Think about premarital counseling, by the time a couple goes into premarital counseling, they have often already decided that they are getting married. The counseling is just one of the tasks to do prior to getting married. If getting married is the unmovable goal and you are hell-bent on getting married, no matter what, then while it might still be good to go to premarital counseling, it is something that will just expose the problems. While this still might be valuable, it changes the game.
Think about it this way: When you go to buy a house, most of the time you will get the house inspected. If you then discover critical issues with the house (such as structural damage or invasive black mold), do you still buy the house?

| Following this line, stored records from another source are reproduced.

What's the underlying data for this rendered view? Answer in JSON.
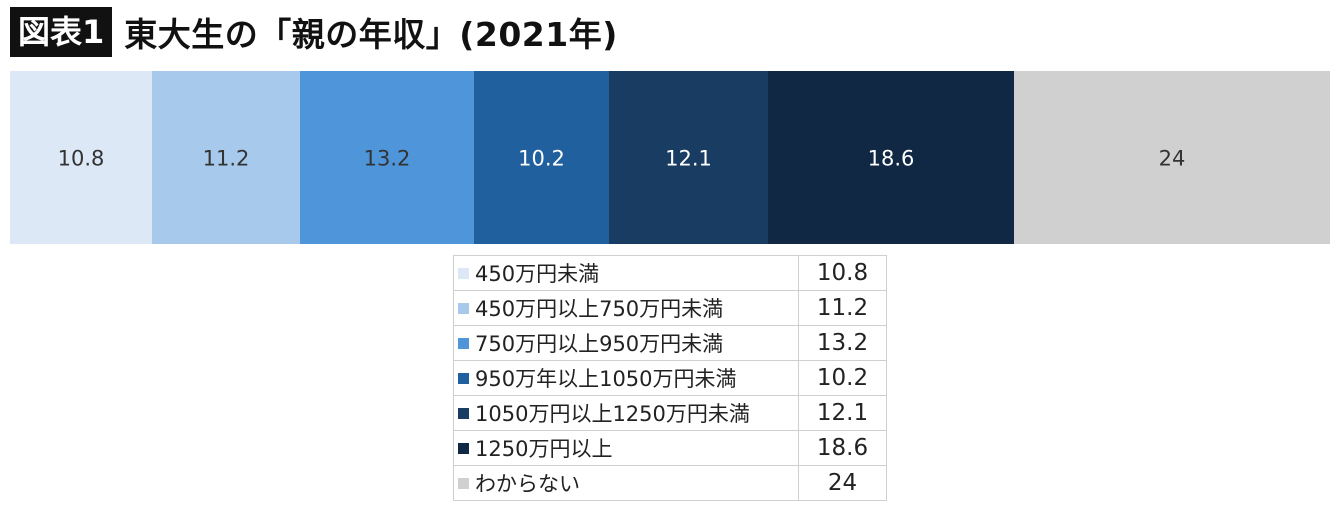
{
  "header": {
    "badge": "図表1",
    "title": "東大生の「親の年収」(2021年)"
  },
  "chart_data": {
    "type": "bar",
    "orientation": "horizontal-stacked-100",
    "title": "東大生の「親の年収」(2021年)",
    "categories": [
      "450万円未満",
      "450万円以上750万円未満",
      "750万円以上950万円未満",
      "950万年以上1050万円未満",
      "1050万円以上1250万円未満",
      "1250万円以上",
      "わからない"
    ],
    "values": [
      10.8,
      11.2,
      13.2,
      10.2,
      12.1,
      18.6,
      24
    ],
    "value_labels": [
      "10.8",
      "11.2",
      "13.2",
      "10.2",
      "12.1",
      "18.6",
      "24"
    ],
    "colors": [
      "#dce8f6",
      "#a6c9ec",
      "#4e95da",
      "#21609f",
      "#193c63",
      "#102843",
      "#d0d0d0"
    ],
    "label_colors": [
      "#333333",
      "#333333",
      "#333333",
      "#ffffff",
      "#ffffff",
      "#ffffff",
      "#333333"
    ],
    "xlim": [
      0,
      100.1
    ],
    "legend": "below-table"
  }
}
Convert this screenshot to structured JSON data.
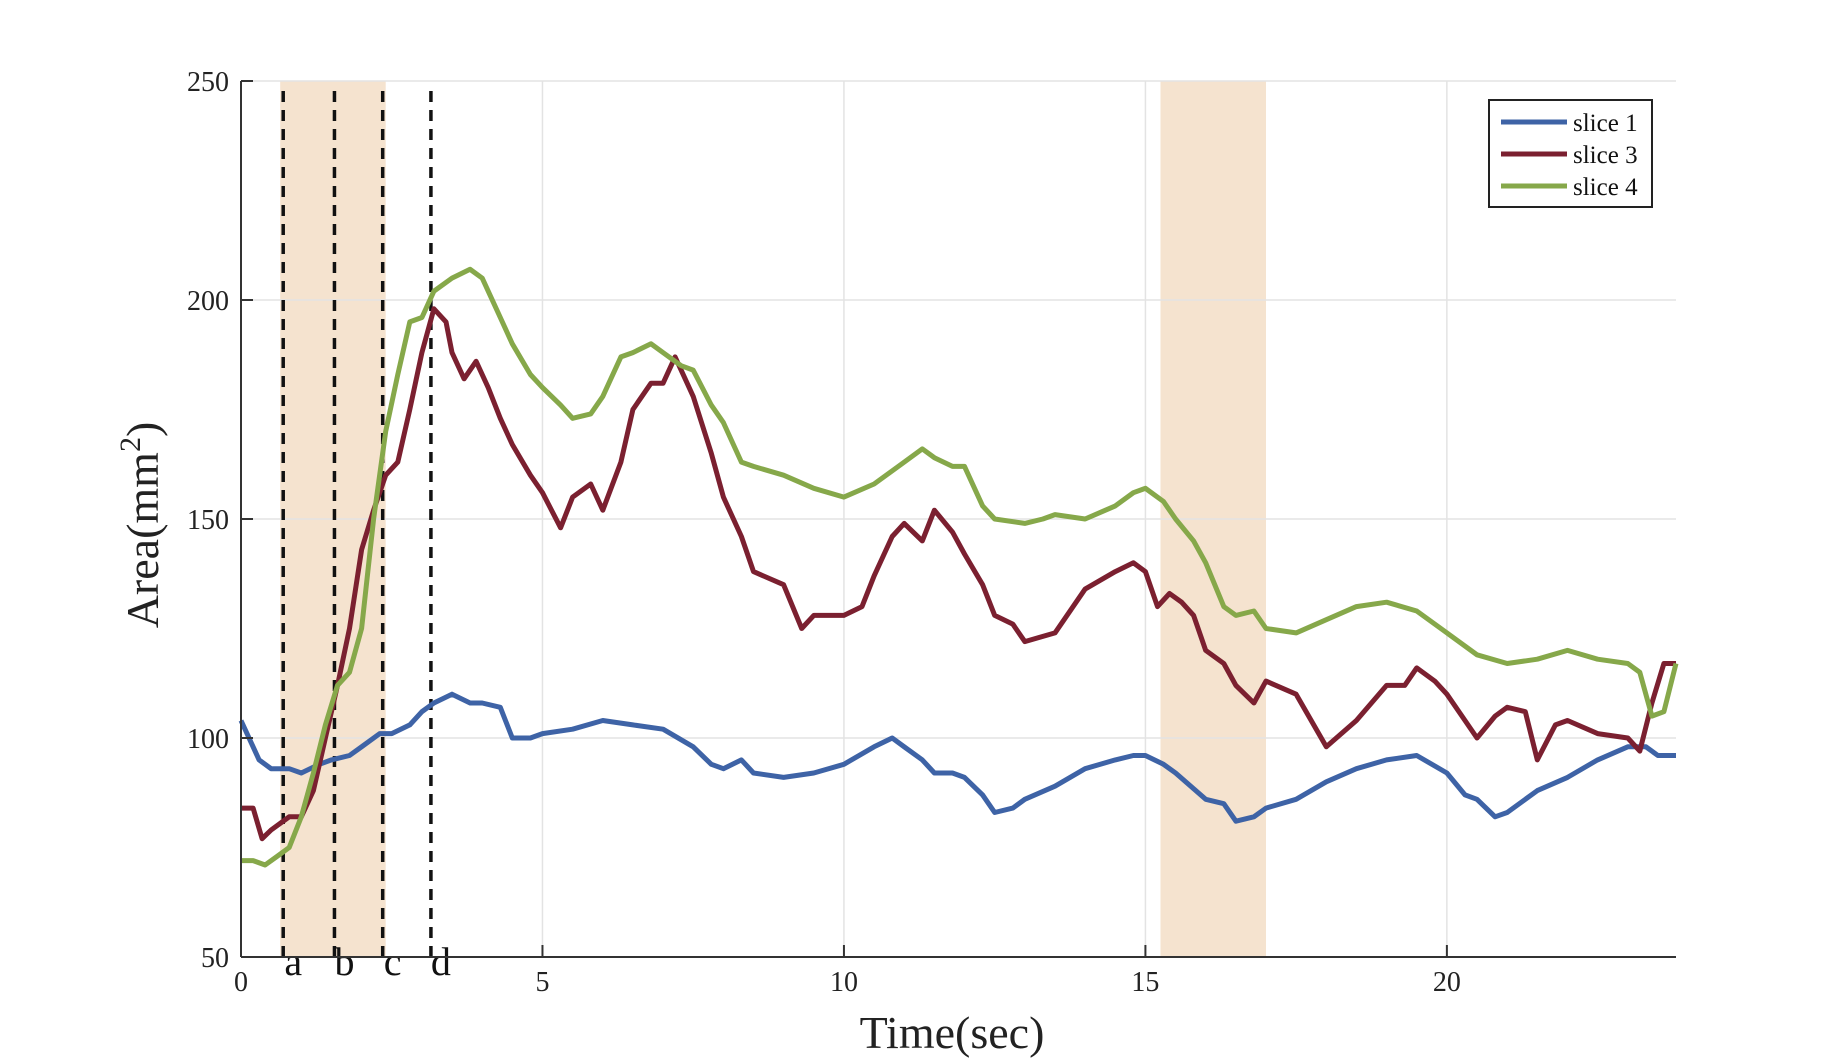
{
  "chart_data": {
    "type": "line",
    "xlabel": "Time(sec)",
    "ylabel": "Area(mm",
    "ylabel_superscript": "2",
    "ylabel_close": ")",
    "xlim": [
      0,
      23.8
    ],
    "ylim": [
      50,
      250
    ],
    "xticks": [
      0,
      5,
      10,
      15,
      20
    ],
    "xtick_labels": [
      "0",
      "5",
      "10",
      "15",
      "20"
    ],
    "yticks": [
      50,
      100,
      150,
      200,
      250
    ],
    "ytick_labels": [
      "50",
      "100",
      "150",
      "200",
      "250"
    ],
    "grid": true,
    "legend_position": "top-right",
    "shaded_regions": [
      {
        "x0": 0.65,
        "x1": 2.4,
        "color": "#f5e3cf"
      },
      {
        "x0": 15.25,
        "x1": 17.0,
        "color": "#f5e3cf"
      }
    ],
    "markers": [
      {
        "label": "a",
        "x": 0.7
      },
      {
        "label": "b",
        "x": 1.55
      },
      {
        "label": "c",
        "x": 2.35
      },
      {
        "label": "d",
        "x": 3.15
      }
    ],
    "series": [
      {
        "name": "slice 1",
        "color": "#3e63a6",
        "x": [
          0,
          0.3,
          0.5,
          0.8,
          1.0,
          1.3,
          1.5,
          1.8,
          2.0,
          2.3,
          2.5,
          2.8,
          3.0,
          3.2,
          3.5,
          3.8,
          4.0,
          4.3,
          4.5,
          4.8,
          5.0,
          5.5,
          6.0,
          6.5,
          7.0,
          7.5,
          7.8,
          8.0,
          8.3,
          8.5,
          9.0,
          9.5,
          10.0,
          10.5,
          10.8,
          11.0,
          11.3,
          11.5,
          11.8,
          12.0,
          12.3,
          12.5,
          12.8,
          13.0,
          13.5,
          14.0,
          14.5,
          14.8,
          15.0,
          15.3,
          15.5,
          16.0,
          16.3,
          16.5,
          16.8,
          17.0,
          17.5,
          18.0,
          18.5,
          19.0,
          19.5,
          20.0,
          20.3,
          20.5,
          20.8,
          21.0,
          21.5,
          22.0,
          22.5,
          23.0,
          23.3,
          23.5,
          23.8
        ],
        "values": [
          104,
          95,
          93,
          93,
          92,
          94,
          95,
          96,
          98,
          101,
          101,
          103,
          106,
          108,
          110,
          108,
          108,
          107,
          100,
          100,
          101,
          102,
          104,
          103,
          102,
          98,
          94,
          93,
          95,
          92,
          91,
          92,
          94,
          98,
          100,
          98,
          95,
          92,
          92,
          91,
          87,
          83,
          84,
          86,
          89,
          93,
          95,
          96,
          96,
          94,
          92,
          86,
          85,
          81,
          82,
          84,
          86,
          90,
          93,
          95,
          96,
          92,
          87,
          86,
          82,
          83,
          88,
          91,
          95,
          98,
          98,
          96,
          96
        ]
      },
      {
        "name": "slice 3",
        "color": "#7b2030",
        "x": [
          0,
          0.2,
          0.35,
          0.5,
          0.7,
          0.8,
          1.0,
          1.2,
          1.4,
          1.6,
          1.8,
          2.0,
          2.2,
          2.4,
          2.6,
          2.8,
          3.0,
          3.2,
          3.4,
          3.5,
          3.7,
          3.9,
          4.1,
          4.3,
          4.5,
          4.8,
          5.0,
          5.3,
          5.5,
          5.8,
          6.0,
          6.3,
          6.5,
          6.8,
          7.0,
          7.2,
          7.5,
          7.8,
          8.0,
          8.3,
          8.5,
          9.0,
          9.3,
          9.5,
          10.0,
          10.3,
          10.5,
          10.8,
          11.0,
          11.3,
          11.5,
          11.8,
          12.0,
          12.3,
          12.5,
          12.8,
          13.0,
          13.5,
          14.0,
          14.5,
          14.8,
          15.0,
          15.2,
          15.4,
          15.6,
          15.8,
          16.0,
          16.3,
          16.5,
          16.8,
          17.0,
          17.5,
          18.0,
          18.5,
          19.0,
          19.3,
          19.5,
          19.8,
          20.0,
          20.3,
          20.5,
          20.8,
          21.0,
          21.3,
          21.5,
          21.8,
          22.0,
          22.5,
          23.0,
          23.2,
          23.4,
          23.6,
          23.8
        ],
        "values": [
          84,
          84,
          77,
          79,
          81,
          82,
          82,
          88,
          100,
          112,
          125,
          143,
          152,
          160,
          163,
          175,
          188,
          198,
          195,
          188,
          182,
          186,
          180,
          173,
          167,
          160,
          156,
          148,
          155,
          158,
          152,
          163,
          175,
          181,
          181,
          187,
          178,
          165,
          155,
          146,
          138,
          135,
          125,
          128,
          128,
          130,
          137,
          146,
          149,
          145,
          152,
          147,
          142,
          135,
          128,
          126,
          122,
          124,
          134,
          138,
          140,
          138,
          130,
          133,
          131,
          128,
          120,
          117,
          112,
          108,
          113,
          110,
          98,
          104,
          112,
          112,
          116,
          113,
          110,
          104,
          100,
          105,
          107,
          106,
          95,
          103,
          104,
          101,
          100,
          97,
          108,
          117,
          117
        ]
      },
      {
        "name": "slice 4",
        "color": "#86a84a",
        "x": [
          0,
          0.2,
          0.4,
          0.6,
          0.8,
          1.0,
          1.2,
          1.4,
          1.6,
          1.8,
          2.0,
          2.2,
          2.4,
          2.6,
          2.8,
          3.0,
          3.2,
          3.5,
          3.8,
          4.0,
          4.3,
          4.5,
          4.8,
          5.0,
          5.3,
          5.5,
          5.8,
          6.0,
          6.3,
          6.5,
          6.8,
          7.0,
          7.3,
          7.5,
          7.8,
          8.0,
          8.3,
          8.5,
          9.0,
          9.5,
          10.0,
          10.5,
          11.0,
          11.3,
          11.5,
          11.8,
          12.0,
          12.3,
          12.5,
          13.0,
          13.3,
          13.5,
          14.0,
          14.5,
          14.8,
          15.0,
          15.3,
          15.5,
          15.8,
          16.0,
          16.3,
          16.5,
          16.8,
          17.0,
          17.5,
          18.0,
          18.5,
          19.0,
          19.5,
          20.0,
          20.5,
          21.0,
          21.5,
          22.0,
          22.5,
          23.0,
          23.2,
          23.4,
          23.6,
          23.8
        ],
        "values": [
          72,
          72,
          71,
          73,
          75,
          82,
          92,
          103,
          112,
          115,
          125,
          150,
          170,
          183,
          195,
          196,
          202,
          205,
          207,
          205,
          196,
          190,
          183,
          180,
          176,
          173,
          174,
          178,
          187,
          188,
          190,
          188,
          185,
          184,
          176,
          172,
          163,
          162,
          160,
          157,
          155,
          158,
          163,
          166,
          164,
          162,
          162,
          153,
          150,
          149,
          150,
          151,
          150,
          153,
          156,
          157,
          154,
          150,
          145,
          140,
          130,
          128,
          129,
          125,
          124,
          127,
          130,
          131,
          129,
          124,
          119,
          117,
          118,
          120,
          118,
          117,
          115,
          105,
          106,
          117
        ]
      }
    ]
  }
}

If discovering these issues isn’t going to lead to some sort of action, then why get the inspection?
After all, premarital counseling is an inspection of sorts – not of each individual (you are not inspecting your partner, nor they you). It is an inspection of the health of the relationship. It is an inspection of whether you have considered all that you need to consider – not to pass judgment on individuals, but to assess if the match up is a good one.
People are, by definition, all intrinsically good (mostly) and there are people who are just not aligned energetically or values-wise. Just because two people are individually amazing people – that does not automatically mean that they are going to be the best couple in the world. What if they are both determined to be the breadwinners of the family. In fact, they believe that being the person who makes the most in the family will give them their top worth. What might happen? COMPETITION. This partnership will be filled with trying to out-earn each other. Sometimes these differences might be something that can shift by examining the underlying beliefs and working to challenge preconceived ideas. Other times these big ideological differences can be deal breakers.
So back to the original question: everything is perfect, except for this one thing – what should you do?
Well, there is no should about it. You can check in with yourself and notice how you feel. You can talk with your partner and decide what it is that each of you want. You cam make sure that you are focusing on building a good, strong, stable base for yourself. And you can work toward becoming resilient on your own. After that, you can accept reality. Keep in mind that there is no perfect, there is only what you are willing to accept. In the end, you get to decide. And I suspect you know the answer.